続いて、使用するPrefix File(プリコンパイルヘッダー)も「MacHeadersMacOSX」に変更します。

 

v7で使われていたApple社のLinkerは、何かと挙動不審な点がありました。例えば、浮動小数点の内部変数を整数に代入する処理を記述すると、リンク時に以下のようなエラーが表示されてアプリ構築に失敗する場合がありました。

 

何やら、数値変換用ルーチンがリンクできない雰囲気なのですが、この内部変数を外部変数に移動させると直ったりします(涙)。また、外部変数を大量に確保すると、処理がおかしくなるような現象にも遭遇しましたが、どちらもLinkerのバグだろうと推測されます。このような問題が発生していたv7のプロジェクトを、v8の新Linkerに通したところ、見事に問題は解消されていました。嬉しいかぎりです。

リンク速度ですが、ファイル数が100近い大規模なプロジェクトで試したところ、v7の「Apple Mach-O PowerPC」Linkerでは9秒かかっていた処理が、新しい「Mac OS X PowerPC Mach-O」Linkerでは5秒で完了しました。続いて、ファイルのコンパイルスピードを比較してみたところ、v7では1分18秒だったコンパイル時間が、v8では1分44秒かかりました。コンパイル処理が遅くなってしまったわけです。各種コンパイル設定は、v7からそのままv8のプロジェクトに引き継がれていますので、コードオプティマイズのレベルなどに変更は無いはずです。そこで、コンパイル後のオブジェクトコードの内容を調べてみると、v7と比べてv8は非常に容量が小さくなっていることがわかりました。左側がv7によるコンパイル結果で、右側がv8による結果です。

 

リンク後の実行ファイルの容量も、v7の388Kbyteと比較してv8は328Kbyteと随分小さくなっています。これは、このプロジェクト特有の結果なのでしょうか?みなさんの追試に期待したいと思います。

この結果が事実なら、v7のMach-O Nativeコード発生には随分と冗長な部分があったようです(最適化の手を抜いていた?機能のインプリメントが間に合わなかった?実行ファイルの構造が変わった?)。v8でのコンパイル時間は少々長くなりましたが、我々の日常作業を考えるとリンク時間の短縮の方が貢献します。また、ちゃんとシェイプアップされたMach-O Nativeコードが発生できるようになったのは大きな進歩ですね。これだけでも、v7からv8に切り替える意義はあるのではないでしょうか?
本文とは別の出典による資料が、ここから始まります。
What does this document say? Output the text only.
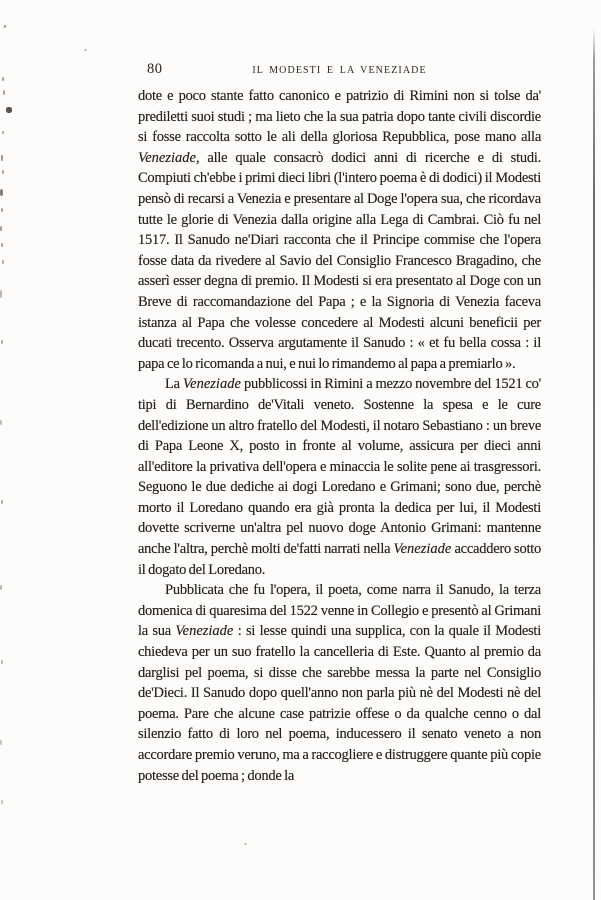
80	IL MODESTI E LA VENEZIADE

dote e poco stante fatto canonico e patrizio di Rimini non si tolse da' prediletti suoi studi ; ma lieto che la sua patria dopo tante civili discordie si fosse raccolta sotto le ali della gloriosa Repubblica, pose mano alla Veneziade, alle quale consacrò dodici anni di ricerche e di studi. Compiuti ch'ebbe i primi dieci libri (l'intero poema è di dodici) il Modesti pensò di recarsi a Venezia e presentare al Doge l'opera sua, che ricordava tutte le glorie di Venezia dalla origine alla Lega di Cambrai. Ciò fu nel 1517. Il Sanudo ne'Diari racconta che il Principe commise che l'opera fosse data da rivedere al Savio del Consiglio Francesco Bragadino, che asserì esser degna di premio. Il Modesti si era presentato al Doge con un Breve di raccomandazione del Papa ; e la Signoria di Venezia faceva istanza al Papa che volesse concedere al Modesti alcuni beneficii per ducati trecento. Osserva argutamente il Sanudo : « et fu bella cossa : il papa ce lo ricomanda a nui, e nui lo rimandemo al papa a premiarlo ».

La Veneziade pubblicossi in Rimini a mezzo novembre del 1521 co' tipi di Bernardino de'Vitali veneto. Sostenne la spesa e le cure dell'edizione un altro fratello del Modesti, il notaro Sebastiano : un breve di Papa Leone X, posto in fronte al volume, assicura per dieci anni all'editore la privativa dell'opera e minaccia le solite pene ai trasgressori. Seguono le due dediche ai dogi Loredano e Grimani; sono due, perchè morto il Loredano quando era già pronta la dedica per lui, il Modesti dovette scriverne un'altra pel nuovo doge Antonio Grimani: mantenne anche l'altra, perchè molti de'fatti narrati nella Veneziade accaddero sotto il dogato del Loredano.

Pubblicata che fu l'opera, il poeta, come narra il Sanudo, la terza domenica di quaresima del 1522 venne in Collegio e presentò al Grimani la sua Veneziade : si lesse quindi una supplica, con la quale il Modesti chiedeva per un suo fratello la cancelleria di Este. Quanto al premio da darglisi pel poema, si disse che sarebbe messa la parte nel Consiglio de'Dieci. Il Sanudo dopo quell'anno non parla più nè del Modesti nè del poema. Pare che alcune case patrizie offese o da qualche cenno o dal silenzio fatto di loro nel poema, inducessero il senato veneto a non accordare premio veruno, ma a raccogliere e distruggere quante più copie potesse del poema ; donde la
Metrowerks CodeWarrior v7からv8へのアップデートは、以下のウェブサイト経由で手続きすることができます。

http://cw.metrowerks.co.jp/metro/

新規パッケージを購入すると84,000円なのですが、アップデートに関しては30,000円ですみます。まだアップデートの手続きされていない方は、チャレンジされてみてはいかがでしょうか?英語が苦手で現状そんなに急がない方は、ちゃんとした日本語版が発表されるまで(夏の終わりか秋?)もう少し待つのも手です。それから、ウェブサイトからの注文の際には、間違えてWindows版を購入してないように注意いたしましょう!実は、私やってしまいました(笑)。まったくもって大ボケです(笑)。